Meer passende zorg in de wijk kan versneld worden door meer investeringen. Bijvoorbeeld door professionals ook tijd en ruimte te geven om conform de werkwijze te handelen. Zo staan bij preventie verwarrende afspraken over wat wél en niet declarabel is of uit welk wettelijk domein dit betaalt mag worden, echte doorbraken in de weg. Ook de verschillende inkoopvoorwaarden van zorgverzekeraars om sommige hulpmiddelen of technologieën wel of niet te vergoeden (een oogdruppelbril of aangepast bestek bijvoorbeeld) verhinderen versnelling.

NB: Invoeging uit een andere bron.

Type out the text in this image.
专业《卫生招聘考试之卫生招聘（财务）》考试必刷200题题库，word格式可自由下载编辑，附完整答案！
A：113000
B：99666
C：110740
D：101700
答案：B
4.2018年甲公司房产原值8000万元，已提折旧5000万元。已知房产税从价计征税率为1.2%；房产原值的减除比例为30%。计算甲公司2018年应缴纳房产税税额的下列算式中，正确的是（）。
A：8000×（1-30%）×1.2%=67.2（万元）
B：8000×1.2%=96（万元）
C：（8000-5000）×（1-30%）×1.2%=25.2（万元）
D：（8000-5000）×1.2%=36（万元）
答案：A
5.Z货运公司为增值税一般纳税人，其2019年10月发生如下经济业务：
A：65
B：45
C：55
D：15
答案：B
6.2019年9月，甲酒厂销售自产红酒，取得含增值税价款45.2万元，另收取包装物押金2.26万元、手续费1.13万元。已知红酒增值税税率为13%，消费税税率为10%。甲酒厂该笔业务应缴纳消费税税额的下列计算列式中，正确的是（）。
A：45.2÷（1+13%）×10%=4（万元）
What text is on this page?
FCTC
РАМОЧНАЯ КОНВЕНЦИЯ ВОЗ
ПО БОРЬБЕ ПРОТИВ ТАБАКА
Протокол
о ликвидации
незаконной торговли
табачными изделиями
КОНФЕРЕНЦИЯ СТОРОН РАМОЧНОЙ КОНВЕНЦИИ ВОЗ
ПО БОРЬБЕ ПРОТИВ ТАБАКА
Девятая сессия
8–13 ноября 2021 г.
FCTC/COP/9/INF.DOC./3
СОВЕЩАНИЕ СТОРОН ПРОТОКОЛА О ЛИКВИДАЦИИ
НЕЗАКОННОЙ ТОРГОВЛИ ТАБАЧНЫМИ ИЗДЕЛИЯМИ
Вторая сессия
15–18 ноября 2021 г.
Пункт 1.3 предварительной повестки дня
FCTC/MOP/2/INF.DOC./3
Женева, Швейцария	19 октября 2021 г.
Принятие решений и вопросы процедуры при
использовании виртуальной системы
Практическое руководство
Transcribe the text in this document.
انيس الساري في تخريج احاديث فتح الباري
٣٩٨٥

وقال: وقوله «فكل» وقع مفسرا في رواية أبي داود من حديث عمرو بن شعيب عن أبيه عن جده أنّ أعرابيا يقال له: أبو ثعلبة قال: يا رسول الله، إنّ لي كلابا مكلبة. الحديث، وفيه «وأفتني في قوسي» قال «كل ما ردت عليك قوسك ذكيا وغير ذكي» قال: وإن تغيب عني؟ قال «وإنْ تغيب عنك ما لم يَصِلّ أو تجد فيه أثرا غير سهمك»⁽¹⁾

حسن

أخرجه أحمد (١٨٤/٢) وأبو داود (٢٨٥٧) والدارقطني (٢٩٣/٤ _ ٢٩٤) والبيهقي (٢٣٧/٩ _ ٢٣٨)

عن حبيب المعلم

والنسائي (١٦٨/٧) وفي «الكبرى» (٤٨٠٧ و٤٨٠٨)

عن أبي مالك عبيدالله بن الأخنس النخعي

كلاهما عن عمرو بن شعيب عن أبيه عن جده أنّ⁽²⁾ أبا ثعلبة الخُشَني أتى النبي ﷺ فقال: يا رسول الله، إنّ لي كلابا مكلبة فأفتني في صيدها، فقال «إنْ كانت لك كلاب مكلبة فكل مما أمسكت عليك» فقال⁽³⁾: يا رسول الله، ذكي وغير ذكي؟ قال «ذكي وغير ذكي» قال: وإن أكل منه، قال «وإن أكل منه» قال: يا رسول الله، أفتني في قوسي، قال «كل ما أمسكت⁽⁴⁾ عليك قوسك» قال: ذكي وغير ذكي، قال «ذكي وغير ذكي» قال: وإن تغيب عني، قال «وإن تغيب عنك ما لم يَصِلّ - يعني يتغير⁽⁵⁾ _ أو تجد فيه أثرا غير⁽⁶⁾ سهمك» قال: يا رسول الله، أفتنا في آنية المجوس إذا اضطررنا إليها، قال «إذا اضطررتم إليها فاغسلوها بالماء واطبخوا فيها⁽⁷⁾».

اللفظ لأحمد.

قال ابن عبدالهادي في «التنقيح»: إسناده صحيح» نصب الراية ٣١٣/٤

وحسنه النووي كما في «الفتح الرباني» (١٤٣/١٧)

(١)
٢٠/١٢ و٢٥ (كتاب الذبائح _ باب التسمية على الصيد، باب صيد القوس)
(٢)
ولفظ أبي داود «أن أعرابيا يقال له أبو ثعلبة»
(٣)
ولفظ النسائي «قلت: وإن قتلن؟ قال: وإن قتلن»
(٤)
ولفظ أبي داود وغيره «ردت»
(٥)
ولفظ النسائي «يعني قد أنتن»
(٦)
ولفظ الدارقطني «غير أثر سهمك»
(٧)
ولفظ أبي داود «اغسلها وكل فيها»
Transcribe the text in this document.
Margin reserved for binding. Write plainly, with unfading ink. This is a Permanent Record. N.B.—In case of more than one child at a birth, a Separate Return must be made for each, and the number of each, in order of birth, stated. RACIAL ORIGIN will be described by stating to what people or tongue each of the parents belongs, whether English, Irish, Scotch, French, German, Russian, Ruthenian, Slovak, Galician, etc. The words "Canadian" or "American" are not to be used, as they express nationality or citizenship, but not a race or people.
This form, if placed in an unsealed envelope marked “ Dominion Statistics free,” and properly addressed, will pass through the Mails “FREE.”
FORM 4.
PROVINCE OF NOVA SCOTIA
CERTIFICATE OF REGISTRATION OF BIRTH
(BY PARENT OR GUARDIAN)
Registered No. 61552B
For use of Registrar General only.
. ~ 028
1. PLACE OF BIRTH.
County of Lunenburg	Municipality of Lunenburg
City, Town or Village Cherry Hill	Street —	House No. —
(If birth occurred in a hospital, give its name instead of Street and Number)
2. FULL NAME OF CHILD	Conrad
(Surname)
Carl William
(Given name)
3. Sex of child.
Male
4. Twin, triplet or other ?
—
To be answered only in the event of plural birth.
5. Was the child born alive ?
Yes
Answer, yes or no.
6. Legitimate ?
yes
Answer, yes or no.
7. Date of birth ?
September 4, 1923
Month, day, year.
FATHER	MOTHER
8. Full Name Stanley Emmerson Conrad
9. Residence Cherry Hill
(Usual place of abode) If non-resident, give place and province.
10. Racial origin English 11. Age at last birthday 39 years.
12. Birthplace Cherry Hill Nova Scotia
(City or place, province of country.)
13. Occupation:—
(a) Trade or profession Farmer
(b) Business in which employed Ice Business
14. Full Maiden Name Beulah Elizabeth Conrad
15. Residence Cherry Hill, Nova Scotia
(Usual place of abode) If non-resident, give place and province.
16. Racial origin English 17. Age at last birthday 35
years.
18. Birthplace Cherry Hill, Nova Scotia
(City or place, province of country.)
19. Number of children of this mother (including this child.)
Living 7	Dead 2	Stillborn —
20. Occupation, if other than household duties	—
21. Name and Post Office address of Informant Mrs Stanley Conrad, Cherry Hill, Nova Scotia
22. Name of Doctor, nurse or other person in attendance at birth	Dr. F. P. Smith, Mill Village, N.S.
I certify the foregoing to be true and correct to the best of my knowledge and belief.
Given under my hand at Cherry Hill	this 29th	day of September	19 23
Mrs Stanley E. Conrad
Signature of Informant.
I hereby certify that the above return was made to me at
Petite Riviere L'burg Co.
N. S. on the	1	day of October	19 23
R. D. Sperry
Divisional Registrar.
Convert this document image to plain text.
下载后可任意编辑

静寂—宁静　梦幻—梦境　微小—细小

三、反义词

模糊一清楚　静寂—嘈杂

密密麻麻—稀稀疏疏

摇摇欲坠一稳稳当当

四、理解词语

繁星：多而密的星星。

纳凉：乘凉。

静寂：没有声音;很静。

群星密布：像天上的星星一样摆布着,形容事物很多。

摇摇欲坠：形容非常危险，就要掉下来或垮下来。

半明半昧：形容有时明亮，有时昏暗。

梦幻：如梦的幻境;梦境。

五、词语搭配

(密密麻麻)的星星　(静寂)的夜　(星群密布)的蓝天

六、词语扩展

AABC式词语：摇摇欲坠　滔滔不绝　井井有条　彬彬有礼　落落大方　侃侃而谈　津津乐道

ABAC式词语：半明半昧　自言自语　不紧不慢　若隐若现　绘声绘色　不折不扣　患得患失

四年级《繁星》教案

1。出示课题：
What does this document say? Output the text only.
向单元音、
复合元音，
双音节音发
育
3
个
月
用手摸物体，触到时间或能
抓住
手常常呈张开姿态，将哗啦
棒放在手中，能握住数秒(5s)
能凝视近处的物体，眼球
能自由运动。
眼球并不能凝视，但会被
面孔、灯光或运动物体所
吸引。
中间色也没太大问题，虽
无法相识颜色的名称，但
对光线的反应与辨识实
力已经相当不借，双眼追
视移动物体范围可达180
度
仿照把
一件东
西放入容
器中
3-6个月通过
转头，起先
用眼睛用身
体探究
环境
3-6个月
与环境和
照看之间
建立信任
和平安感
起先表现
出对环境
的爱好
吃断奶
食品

Er wordt in het kader van het Integraal Zorgakkoord gewerkt aan domeinoverstijgende bekostiging binnen de Zorgverzekeringswet (bijvoorbeeld van ziekenhuis naar huisarts of thuiszorg), maar dat is nog ver weg en ingewikkeld. Om passende zorg nog sneller werkelijkheid te laten zijn, zou een domeinoverstijgende bekostiging tussen wijkverpleging en sociaal domein ook een enorme boost geven. Ook de samenwerking tussen zorgverzekeraars en gemeenten kan beter. ActiZ pleit ervoor dat het nieuwe kabinet werk maakt van het meer kunnen werken vanuit de bedoeling. Dat vraagt om werken vanuit vertrouwen in zorgprofessionals en het stimuleren van preventie en samenzorg.